When I first saw the headline, I thought the DNS server was reading my URLs, which would have been really interesting because it's impossible :)
Actually, when your browser sends a DNS request to your ISP's DNS server, it seems to redirect you to a proprietary search page providing suggestions for an invalid request. The whole URL isn't involved, but the domain part is.
It's funny- my initial response was going to be "use the Google DNS servers! 8.8.8.8, 8.8.4.4!", but I suppose they could be logging all sorts of information about me, too...
They store which ISP you were using and your general geolocation. If you're living in the middle of nowhere and your ISP is "Bob's Internet and Shoe Emporium", then I could see it being a bit of a problem.
Geolocation isn't an exact science though, as anyone who has ever seen an ad saying that beautiful people in <reasonably close, yet still hilariously wrong city> want to meet you can attest, and the more disparate the ISP, the more wrong it becomes, since in most cases you only really have "this IP block belongs to this ISP" to go on.
You can get a court order to use this information to force Google to give you information that can be used to identify you with your ISP, but your ISP already has a lot more information on you anyway.
If you're really paranoid that Big Brother Google is keeping an eye on your internet habits, then you should fire up Tor and put the IP address for howtooverthrowtheusgovernment.com in your hosts file.

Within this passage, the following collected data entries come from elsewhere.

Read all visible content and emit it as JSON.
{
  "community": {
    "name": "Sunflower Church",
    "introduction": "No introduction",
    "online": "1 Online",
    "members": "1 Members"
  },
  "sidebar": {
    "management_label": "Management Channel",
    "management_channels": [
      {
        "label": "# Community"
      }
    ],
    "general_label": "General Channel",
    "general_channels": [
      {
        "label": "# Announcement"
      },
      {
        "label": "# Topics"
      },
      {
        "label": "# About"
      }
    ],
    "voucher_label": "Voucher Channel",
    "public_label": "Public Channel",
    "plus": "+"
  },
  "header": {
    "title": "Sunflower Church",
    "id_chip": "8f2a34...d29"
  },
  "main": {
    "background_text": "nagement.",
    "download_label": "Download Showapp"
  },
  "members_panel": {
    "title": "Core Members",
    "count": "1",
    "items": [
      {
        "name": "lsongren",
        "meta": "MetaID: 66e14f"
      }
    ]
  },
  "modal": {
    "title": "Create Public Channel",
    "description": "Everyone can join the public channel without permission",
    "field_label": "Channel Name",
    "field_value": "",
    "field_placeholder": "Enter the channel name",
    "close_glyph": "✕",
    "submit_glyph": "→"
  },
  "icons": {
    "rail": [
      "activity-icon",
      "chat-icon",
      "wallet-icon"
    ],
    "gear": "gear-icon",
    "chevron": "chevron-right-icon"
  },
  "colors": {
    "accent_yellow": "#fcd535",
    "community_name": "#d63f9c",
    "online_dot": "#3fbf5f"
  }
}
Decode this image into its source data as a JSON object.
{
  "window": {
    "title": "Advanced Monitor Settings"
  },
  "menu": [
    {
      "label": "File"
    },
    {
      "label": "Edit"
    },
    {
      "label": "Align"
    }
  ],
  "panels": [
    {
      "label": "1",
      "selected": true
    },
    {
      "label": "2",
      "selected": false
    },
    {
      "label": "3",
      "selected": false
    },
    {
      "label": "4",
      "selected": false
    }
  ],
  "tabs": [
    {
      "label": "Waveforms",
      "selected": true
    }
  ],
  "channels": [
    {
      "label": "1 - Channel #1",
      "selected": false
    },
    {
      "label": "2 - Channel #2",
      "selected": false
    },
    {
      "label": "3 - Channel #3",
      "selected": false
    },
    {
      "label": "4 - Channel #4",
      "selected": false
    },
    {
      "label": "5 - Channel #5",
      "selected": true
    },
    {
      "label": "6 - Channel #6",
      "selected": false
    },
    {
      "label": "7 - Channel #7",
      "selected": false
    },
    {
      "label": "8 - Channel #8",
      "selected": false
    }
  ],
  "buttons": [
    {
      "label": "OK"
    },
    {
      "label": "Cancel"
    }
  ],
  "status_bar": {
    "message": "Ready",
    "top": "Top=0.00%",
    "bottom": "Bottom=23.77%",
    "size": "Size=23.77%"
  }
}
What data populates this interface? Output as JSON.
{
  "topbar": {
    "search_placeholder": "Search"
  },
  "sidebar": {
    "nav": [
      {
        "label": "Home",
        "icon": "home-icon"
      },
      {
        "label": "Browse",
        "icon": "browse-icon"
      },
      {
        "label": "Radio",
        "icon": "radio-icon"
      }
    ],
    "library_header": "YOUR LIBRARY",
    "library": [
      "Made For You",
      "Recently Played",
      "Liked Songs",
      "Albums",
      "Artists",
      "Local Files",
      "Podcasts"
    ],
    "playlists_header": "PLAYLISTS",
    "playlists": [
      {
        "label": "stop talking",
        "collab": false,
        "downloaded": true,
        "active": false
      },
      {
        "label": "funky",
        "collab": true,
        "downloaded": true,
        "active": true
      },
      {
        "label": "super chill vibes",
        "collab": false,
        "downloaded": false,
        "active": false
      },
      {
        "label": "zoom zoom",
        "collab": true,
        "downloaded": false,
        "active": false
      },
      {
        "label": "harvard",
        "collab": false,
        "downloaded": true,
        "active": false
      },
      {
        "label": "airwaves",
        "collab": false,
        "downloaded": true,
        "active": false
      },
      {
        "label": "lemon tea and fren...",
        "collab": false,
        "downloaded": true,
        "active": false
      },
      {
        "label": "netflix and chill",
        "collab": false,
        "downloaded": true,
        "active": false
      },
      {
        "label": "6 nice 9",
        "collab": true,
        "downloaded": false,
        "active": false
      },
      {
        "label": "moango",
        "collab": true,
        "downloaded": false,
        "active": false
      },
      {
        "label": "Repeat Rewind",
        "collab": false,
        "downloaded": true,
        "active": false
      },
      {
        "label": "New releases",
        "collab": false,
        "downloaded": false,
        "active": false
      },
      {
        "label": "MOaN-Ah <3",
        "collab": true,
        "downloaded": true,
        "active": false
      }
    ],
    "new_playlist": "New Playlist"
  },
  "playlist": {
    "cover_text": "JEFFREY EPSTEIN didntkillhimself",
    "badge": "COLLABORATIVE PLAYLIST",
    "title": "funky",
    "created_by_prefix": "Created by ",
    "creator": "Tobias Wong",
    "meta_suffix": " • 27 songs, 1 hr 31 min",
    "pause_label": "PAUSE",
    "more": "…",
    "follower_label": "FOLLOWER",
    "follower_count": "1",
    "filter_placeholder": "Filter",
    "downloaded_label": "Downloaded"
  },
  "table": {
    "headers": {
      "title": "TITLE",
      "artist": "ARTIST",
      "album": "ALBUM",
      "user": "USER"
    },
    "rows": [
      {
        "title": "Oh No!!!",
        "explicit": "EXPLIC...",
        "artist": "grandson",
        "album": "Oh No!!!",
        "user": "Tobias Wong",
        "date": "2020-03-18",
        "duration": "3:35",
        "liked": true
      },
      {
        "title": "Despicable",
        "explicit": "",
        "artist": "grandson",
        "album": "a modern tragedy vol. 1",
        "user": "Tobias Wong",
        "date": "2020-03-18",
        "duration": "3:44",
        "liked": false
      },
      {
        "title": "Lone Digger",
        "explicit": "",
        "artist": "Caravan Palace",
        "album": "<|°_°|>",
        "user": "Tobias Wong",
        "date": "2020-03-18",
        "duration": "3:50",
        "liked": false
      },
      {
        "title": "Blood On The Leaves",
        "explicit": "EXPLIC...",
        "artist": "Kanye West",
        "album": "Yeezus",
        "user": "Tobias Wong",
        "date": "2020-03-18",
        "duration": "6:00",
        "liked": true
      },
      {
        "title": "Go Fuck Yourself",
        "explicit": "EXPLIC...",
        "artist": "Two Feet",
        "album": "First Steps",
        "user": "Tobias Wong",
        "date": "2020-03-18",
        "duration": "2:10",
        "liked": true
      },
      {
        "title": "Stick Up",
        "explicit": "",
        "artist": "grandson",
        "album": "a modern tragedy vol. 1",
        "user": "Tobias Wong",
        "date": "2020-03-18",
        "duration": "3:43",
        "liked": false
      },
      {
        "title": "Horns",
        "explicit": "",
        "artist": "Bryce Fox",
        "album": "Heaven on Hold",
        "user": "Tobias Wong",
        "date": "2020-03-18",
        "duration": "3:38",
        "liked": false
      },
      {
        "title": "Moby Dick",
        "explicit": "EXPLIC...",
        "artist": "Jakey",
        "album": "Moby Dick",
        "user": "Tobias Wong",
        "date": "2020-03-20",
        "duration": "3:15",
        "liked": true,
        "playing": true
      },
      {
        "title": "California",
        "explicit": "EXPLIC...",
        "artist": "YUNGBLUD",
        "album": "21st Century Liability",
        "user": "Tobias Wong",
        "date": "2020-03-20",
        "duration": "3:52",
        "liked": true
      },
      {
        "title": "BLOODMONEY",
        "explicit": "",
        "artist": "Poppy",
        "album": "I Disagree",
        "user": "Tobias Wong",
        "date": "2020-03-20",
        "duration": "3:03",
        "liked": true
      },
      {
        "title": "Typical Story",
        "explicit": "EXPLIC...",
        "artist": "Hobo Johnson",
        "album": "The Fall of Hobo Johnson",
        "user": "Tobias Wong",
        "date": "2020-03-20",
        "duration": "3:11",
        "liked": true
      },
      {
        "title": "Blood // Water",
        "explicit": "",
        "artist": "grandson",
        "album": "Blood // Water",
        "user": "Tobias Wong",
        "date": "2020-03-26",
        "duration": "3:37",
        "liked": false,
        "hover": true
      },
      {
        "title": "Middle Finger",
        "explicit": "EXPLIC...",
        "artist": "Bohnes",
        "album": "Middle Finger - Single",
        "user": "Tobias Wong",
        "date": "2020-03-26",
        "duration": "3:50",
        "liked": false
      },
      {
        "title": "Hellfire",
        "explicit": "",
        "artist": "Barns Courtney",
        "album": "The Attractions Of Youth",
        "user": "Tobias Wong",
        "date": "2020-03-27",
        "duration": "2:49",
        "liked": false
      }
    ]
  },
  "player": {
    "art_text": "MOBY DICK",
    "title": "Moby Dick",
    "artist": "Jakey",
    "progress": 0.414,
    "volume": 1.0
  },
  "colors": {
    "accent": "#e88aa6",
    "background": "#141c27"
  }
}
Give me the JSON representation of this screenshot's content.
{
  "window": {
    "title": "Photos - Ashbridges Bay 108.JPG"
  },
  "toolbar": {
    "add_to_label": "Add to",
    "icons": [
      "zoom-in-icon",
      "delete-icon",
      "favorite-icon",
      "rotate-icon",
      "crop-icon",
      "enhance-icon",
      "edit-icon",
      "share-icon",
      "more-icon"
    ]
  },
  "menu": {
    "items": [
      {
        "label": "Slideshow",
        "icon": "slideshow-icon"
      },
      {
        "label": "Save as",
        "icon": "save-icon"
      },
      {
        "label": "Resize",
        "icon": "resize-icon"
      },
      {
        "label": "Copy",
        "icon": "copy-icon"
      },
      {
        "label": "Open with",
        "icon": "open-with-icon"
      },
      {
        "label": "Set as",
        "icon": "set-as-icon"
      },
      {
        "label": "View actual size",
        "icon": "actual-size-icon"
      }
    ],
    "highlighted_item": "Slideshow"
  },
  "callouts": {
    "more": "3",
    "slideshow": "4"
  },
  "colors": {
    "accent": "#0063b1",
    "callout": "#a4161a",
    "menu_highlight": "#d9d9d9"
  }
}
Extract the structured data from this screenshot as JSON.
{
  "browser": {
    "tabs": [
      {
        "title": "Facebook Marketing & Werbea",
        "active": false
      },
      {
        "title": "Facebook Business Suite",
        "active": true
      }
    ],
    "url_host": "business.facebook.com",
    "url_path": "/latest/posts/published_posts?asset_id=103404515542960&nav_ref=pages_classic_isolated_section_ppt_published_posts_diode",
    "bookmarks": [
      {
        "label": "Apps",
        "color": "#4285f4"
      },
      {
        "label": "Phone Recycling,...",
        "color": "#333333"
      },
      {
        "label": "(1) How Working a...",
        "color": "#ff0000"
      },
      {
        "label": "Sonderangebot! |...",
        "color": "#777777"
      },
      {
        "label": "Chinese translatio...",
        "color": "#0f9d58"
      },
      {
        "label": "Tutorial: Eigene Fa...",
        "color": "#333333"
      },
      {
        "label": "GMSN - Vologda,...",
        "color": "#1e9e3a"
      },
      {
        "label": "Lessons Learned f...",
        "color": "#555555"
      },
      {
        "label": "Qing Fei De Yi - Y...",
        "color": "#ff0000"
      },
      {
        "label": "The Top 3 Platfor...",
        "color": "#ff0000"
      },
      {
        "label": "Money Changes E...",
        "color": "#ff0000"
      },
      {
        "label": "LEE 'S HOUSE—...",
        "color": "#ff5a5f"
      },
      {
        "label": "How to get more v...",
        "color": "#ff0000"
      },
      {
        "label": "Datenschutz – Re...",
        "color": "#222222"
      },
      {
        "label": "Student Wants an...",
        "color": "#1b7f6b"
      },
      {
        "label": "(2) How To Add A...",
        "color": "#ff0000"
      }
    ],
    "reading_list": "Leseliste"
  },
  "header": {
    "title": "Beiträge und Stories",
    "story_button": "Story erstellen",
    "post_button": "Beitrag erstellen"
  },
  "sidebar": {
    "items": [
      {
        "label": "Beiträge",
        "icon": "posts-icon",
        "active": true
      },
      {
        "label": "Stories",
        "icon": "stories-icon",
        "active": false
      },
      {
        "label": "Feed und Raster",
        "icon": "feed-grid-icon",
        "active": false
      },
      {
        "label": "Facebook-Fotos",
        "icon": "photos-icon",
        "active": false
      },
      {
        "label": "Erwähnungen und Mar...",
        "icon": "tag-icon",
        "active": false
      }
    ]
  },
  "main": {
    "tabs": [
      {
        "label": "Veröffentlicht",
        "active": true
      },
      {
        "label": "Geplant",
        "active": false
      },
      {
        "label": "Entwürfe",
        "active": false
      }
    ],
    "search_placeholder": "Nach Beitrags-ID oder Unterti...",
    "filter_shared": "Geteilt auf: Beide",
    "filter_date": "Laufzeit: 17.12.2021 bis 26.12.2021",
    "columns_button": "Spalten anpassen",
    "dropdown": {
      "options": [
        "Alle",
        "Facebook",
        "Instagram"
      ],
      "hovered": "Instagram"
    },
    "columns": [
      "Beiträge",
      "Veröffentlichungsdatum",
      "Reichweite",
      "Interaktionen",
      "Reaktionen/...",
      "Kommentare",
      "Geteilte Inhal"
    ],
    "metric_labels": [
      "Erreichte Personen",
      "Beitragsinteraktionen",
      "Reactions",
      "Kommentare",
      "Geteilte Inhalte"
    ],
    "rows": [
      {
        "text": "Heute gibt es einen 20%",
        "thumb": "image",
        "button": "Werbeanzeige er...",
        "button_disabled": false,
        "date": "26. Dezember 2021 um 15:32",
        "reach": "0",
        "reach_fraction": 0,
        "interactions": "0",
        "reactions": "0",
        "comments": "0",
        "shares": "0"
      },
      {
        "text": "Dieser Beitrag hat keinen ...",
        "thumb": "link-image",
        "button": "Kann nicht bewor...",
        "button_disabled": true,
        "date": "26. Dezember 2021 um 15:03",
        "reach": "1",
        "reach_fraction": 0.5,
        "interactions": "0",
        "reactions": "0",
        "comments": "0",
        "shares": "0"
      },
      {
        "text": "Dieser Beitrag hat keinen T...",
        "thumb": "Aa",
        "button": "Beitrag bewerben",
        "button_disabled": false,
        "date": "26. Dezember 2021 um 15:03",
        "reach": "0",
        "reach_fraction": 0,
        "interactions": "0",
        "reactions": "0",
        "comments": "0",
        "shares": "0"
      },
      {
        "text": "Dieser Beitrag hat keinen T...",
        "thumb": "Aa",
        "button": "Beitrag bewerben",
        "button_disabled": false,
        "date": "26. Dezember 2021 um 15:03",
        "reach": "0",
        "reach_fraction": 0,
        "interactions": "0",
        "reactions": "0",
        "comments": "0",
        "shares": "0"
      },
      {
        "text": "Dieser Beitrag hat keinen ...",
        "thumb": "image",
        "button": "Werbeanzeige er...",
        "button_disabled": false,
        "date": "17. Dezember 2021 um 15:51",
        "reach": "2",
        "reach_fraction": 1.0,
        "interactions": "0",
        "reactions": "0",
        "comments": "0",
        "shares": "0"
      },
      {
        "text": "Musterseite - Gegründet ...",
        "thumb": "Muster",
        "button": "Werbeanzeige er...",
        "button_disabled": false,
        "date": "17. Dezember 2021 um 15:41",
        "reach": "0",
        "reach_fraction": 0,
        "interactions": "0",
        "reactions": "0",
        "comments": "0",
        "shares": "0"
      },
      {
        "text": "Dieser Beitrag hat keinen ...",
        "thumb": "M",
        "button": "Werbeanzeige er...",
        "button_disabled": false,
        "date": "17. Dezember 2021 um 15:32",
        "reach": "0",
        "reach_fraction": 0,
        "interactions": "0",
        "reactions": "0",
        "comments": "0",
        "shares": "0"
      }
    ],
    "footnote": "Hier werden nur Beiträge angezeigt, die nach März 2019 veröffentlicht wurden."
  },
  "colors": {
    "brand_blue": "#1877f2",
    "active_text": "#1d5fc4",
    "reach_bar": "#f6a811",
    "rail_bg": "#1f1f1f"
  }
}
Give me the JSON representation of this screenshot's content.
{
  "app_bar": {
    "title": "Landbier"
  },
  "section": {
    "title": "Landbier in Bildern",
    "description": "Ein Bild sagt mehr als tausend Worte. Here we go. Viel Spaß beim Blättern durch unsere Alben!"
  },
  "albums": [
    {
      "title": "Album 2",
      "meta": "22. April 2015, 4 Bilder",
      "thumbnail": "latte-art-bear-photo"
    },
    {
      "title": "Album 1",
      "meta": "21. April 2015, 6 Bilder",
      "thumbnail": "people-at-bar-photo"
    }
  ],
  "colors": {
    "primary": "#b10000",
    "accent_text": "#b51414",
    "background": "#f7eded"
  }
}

That geolocation data isn't any more granular than city/region, which they have a valid reason to want to know about (network latencies vary with significant physical distance). We're not talking about your street address here.
If you are concerned about such logging issues, you could use Level 3's servers. They operate 6 DNS servers at 4.2.2.1 through 4.2.2.6. I've heard people claim L3 discourages this, but from my use, that doesn't appear to be the case.
This was a really sloppy write-up, they didn't make it clear what is going on at all. This is redirection if you type in a domain name that doesn't exist, which isn't a new trick.
Interesting. There were two links posted before arstechnica, both dealing with the same issue, one from eff I think, and neither made it to the front page.
Vote Rigging or just brand brainwashing or maybe groupthink?
A working DNS server is a good thing.